Lemoine-Crécy aurait-il vidé les coffrets avant de les remettre à Roland et Restout ? À son profit ou en vue de financer une contre-révolution ? Le procès-verbal mentionne que les coffrets n’ont pas été ouverts.
Sont-ce Roland et/ou Restout qui auraient vidé les coffrets à leur profit ou à celui des armées révolutionnaires avant de les mettre sous scellé ? Le procès-verbal mentionne que les coffrets n’ont pas été ouverts lors de la remise et Restout ayant pouvoir de poser les scellés auraient pu les briser, voler puis les reposer.
Est-ce tout simplement l’insécurité et le chaos global qui régnaient à Paris en septembre 1792 qui explique la négligence de surveillance ?
Une dernière hypothèse milite pour le fait que face à une défaite certaine à la bataille de Valmy le 20 septembre 1792 pour les Armées Révolutionnaires pauvres, affamées, mal équipées, inexpérimentées et en infériorité numérique face aux Prussiens et Autrichiens qui marchaient sur Paris, Danton aurait récupéré les bijoux et les auraient offert au Duc de Brunswick à la tête des troupes ennemies.

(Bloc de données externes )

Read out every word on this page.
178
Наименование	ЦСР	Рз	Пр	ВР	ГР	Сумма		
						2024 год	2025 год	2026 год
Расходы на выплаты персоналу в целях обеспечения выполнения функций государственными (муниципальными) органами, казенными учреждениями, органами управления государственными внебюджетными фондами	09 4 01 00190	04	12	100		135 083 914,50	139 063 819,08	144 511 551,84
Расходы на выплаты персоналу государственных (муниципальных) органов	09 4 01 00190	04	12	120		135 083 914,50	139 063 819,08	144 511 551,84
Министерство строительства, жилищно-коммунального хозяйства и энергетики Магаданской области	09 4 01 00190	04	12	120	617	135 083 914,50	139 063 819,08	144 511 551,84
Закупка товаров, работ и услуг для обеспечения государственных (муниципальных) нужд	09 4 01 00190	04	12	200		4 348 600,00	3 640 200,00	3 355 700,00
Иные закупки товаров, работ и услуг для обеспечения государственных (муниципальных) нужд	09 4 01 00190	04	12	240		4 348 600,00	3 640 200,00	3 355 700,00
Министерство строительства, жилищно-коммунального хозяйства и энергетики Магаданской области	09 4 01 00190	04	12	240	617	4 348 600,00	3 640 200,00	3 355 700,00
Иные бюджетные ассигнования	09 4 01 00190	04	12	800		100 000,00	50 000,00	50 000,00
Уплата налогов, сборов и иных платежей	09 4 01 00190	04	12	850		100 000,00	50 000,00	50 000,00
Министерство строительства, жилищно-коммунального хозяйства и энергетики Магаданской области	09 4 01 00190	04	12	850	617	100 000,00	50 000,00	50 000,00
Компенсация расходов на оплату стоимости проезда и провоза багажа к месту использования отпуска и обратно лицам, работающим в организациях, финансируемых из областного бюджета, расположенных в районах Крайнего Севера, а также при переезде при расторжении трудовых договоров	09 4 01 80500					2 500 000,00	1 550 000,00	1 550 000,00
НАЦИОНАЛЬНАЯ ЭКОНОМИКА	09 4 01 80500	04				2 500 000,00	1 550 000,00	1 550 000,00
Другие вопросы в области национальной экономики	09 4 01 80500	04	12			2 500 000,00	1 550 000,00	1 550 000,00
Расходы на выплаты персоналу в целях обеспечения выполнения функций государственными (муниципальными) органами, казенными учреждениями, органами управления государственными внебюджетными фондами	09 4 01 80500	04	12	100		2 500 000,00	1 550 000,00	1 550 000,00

Il apparait en effet que les Généraux des anciennes armées royales Lafayette, Rochambeau et Luckner sont remplacés au dernier moment par des généraux acquis à la Convention (Kellerman et Dumouriez), que la bataille s’est interrompue au bout de quelques heures après des charges prussiennes molles et une retraite inexpliquée et qualifiée de « miraculeuse » de Brunswick qui n’a pas attendu l’arrivée de ses renforts autrichiens pourtant à proximité.
Épilogue
La plupart des bijoux sont retrouvés deux ans plus tard et rejoignent les collections du Muséum d’Histoire Naturelle dès 1795. En dépôt au Louvre on peut aujourd’hui les admirer dans la galerie d’Apollon.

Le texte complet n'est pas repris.